One would have expected that all through this time the government would have had the decency to acknowledge its mistake and move forward in a timely and decisive manner to elaborate a comprehensive plan to tackle price increases.

Instead of doing precisely that, the government remained in a defensive position, continuing to propagate a narrative that convinced no one and that was being promoted so as not to admit that the opposition, AKEL in particular, had foreseen and assessed the situation from the outset. That AKEL had correctly articulated the need for government intervention in the economy and had long ago put forward a comprehensive package of proposals. Proposals to reduce taxes, restore the Cost of Living Allowance, tackle cartels and price increases, set a cap on prices and adapt benefits that are not automatically adjusted to take into account the rate of inflation.

Indeed, despite the fact that in the European Union almost all member states, one after another, were applying for and winning exemptions to reduce energy and fuel costs, Cyprus was once again standing in the corner, refusing to take any measures for the benefit of society.

Firstly because the government couldn’t do so because of its international unreliability. Secondly, because it did not want to do so. That is why, up until mid-May, it was giving assurances and credentials – including to the IMF – that “there is no need for new measures to support the economy”.

The government’s main argument now to resist the series of additional measures proposed by AKEL and other opposition parties is that any additional measures must be based on fiscal possibilities., that ‘we don’t have much to support the economy’ says the Finance Minister.

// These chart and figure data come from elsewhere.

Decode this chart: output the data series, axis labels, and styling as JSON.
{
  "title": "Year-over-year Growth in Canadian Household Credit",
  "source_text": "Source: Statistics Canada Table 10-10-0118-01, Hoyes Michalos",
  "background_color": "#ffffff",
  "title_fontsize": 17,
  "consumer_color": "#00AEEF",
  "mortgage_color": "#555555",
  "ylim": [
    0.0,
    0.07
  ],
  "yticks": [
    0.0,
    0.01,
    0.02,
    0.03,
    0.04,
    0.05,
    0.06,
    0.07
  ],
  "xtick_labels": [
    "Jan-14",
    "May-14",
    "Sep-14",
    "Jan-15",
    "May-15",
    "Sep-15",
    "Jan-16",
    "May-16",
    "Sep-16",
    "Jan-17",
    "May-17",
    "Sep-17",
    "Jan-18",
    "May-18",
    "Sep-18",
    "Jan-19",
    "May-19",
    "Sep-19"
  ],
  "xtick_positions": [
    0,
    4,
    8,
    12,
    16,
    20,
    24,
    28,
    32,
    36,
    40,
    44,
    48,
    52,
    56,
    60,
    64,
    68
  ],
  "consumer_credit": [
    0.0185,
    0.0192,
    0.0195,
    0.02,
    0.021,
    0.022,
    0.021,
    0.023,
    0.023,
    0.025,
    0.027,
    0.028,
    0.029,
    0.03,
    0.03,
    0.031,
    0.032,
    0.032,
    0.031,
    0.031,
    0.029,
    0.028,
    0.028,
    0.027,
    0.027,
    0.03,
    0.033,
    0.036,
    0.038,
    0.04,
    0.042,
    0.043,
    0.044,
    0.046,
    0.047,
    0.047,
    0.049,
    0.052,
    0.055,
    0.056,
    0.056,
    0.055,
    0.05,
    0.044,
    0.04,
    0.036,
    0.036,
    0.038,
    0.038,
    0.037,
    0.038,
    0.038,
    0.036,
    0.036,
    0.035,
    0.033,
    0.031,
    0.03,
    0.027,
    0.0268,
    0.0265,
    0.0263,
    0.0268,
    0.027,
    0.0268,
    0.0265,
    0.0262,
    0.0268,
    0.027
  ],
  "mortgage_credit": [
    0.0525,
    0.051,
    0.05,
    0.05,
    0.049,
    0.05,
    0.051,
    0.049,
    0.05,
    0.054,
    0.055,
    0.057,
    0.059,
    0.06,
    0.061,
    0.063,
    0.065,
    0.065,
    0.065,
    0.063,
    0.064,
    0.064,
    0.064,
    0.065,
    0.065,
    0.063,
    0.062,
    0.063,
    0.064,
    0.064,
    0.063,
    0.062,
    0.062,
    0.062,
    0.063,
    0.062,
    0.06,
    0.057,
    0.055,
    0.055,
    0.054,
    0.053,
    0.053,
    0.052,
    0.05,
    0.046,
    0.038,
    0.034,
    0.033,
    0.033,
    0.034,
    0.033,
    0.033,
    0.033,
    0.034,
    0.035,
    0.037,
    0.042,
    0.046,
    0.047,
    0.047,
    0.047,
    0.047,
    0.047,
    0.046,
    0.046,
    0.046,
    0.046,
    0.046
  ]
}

But at the same time as the government invoked the need for fiscal discipline, it did not find a single word to say about the State’s additional revenues. At least €150 million more will have been collected by the State from the VAT on fuel alone compared to 2019. This money has emerged due to inflation and the government has an obligation to return it back to society. If the additional revenues from VAT and other taxes are added to this amount, then the myth of tight fiscal margins has collapsed like a house of cards.

All of the above point to a very simple conclusion. Namely, that the government doesn’t have the political will to combat price increases. That the government is hiding behind pretexts and excuses to avoid clashing with powerful economic interests. That in the name of the operation of the market and “unbridled competition”, the government permits unchecked rampant profiteering and price increases, which is to the detriment of society and, combined with wages remaining stagnant, with growing inequalities and the downgrading of the country’s standard of living.